Hi Will,

On 7/6/17 8:08 AM, Will Deacon wrote:
> Hi Ray,
> 
> Thanks for testing this, and sorry it didn't help.
> 
> On Wed, Jul 05, 2017 at 04:24:22PM -0700, Ray Jui wrote:
>> On 7/5/17 1:41 AM, Will Deacon wrote:
>>> On Tue, Jul 04, 2017 at 06:45:17PM -0700, Ray Jui wrote:
>>>> Has anything functionally changed between PATCH v2 and v1? I'm seeing a
>>>> very different L2 throughput with v2 (in general a lot worse with v2 vs.
>>>> v1); however, I'm currently unable to reproduce the TLB sync timed out
>>>> issue with v2 (without the patch from Will's email).
>>>>
>>>> It could also be something else that has changed in my setup, but so far
>>>> I have not yet been able to spot anything wrong in the setup.
>>>
>>> There were fixes, and that initially involved a DSB that was found to be
>>> expensive.
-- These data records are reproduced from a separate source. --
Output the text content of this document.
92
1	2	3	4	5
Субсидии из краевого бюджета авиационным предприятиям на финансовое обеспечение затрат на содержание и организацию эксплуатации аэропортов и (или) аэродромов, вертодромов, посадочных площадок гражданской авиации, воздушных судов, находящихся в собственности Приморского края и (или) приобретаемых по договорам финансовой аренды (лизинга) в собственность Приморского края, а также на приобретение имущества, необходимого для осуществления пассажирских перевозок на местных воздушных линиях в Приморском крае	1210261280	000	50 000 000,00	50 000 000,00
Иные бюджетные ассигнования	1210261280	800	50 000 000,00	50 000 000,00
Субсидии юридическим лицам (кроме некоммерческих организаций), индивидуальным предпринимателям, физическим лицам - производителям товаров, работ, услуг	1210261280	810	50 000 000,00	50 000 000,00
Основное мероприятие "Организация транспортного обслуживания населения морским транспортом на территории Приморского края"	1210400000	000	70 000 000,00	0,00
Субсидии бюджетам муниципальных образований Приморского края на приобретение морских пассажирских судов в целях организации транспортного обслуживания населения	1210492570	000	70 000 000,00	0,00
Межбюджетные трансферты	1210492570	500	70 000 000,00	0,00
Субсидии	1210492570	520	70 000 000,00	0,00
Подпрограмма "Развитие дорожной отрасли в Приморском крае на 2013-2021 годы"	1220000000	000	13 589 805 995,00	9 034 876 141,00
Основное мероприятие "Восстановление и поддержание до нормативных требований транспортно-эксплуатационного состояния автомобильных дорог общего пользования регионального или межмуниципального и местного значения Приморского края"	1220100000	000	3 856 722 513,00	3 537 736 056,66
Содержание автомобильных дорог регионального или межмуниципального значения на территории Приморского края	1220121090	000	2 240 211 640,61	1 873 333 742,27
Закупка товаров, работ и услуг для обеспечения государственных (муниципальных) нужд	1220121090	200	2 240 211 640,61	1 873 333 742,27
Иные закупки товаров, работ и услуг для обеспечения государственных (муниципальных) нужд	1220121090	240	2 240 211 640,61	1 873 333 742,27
The patches queued in -next should have that addressed, so please
>>> use those (or my for-joerg/arm-smmu/updates branch).
>>>
>>
>> That was my bad yesterday. I was in a rush and the setup was incorrect.
>>
>> I redo my Ethernet performance test with both PATCH v1 and v2 today, and
>> can confirm the performance is consistent between v1 and v2 as expected.
>>
>> I also made sure the following message can still be reproduced with
>> patch set v2:
>>
>> arm-smmu 64000000.mmu: TLB sync timed out -- SMMU may be deadlocked
>>
>> Then I proceeded to apply your patch that attempt to fix the deadlock
>> issue.
> 
> [...]
> 
>> However, with the fix patch, I can still see the deadlock message when I
>> have > 32 iperf TX threads active in the system:
> 
> Damn. We've been going over this today and the only plausible theory seems
> to be that concurrent TLB syncs are causing the completion to be pushed out,
> resulting in timeouts.
> 
> Can you try this patch below, instead of the one I sent before, please?
> 
> Thanks,
> 
> Will
> 
> --->8

Good news! I can confirm that with the new patch below, the error log of
"TLB sync timed out" is now gone. I ran 20 iterations of the iperf
client test with 64 threads spread across 8 CPUs. The error message used
to coming out very quickly with just one iteration. But now it's
completely gone.

At the same time, I do seem to observe a slight impact on performance
when multiple threads are used, but I guess that is expected, given that
a spin lock is added to protect the TLB sync.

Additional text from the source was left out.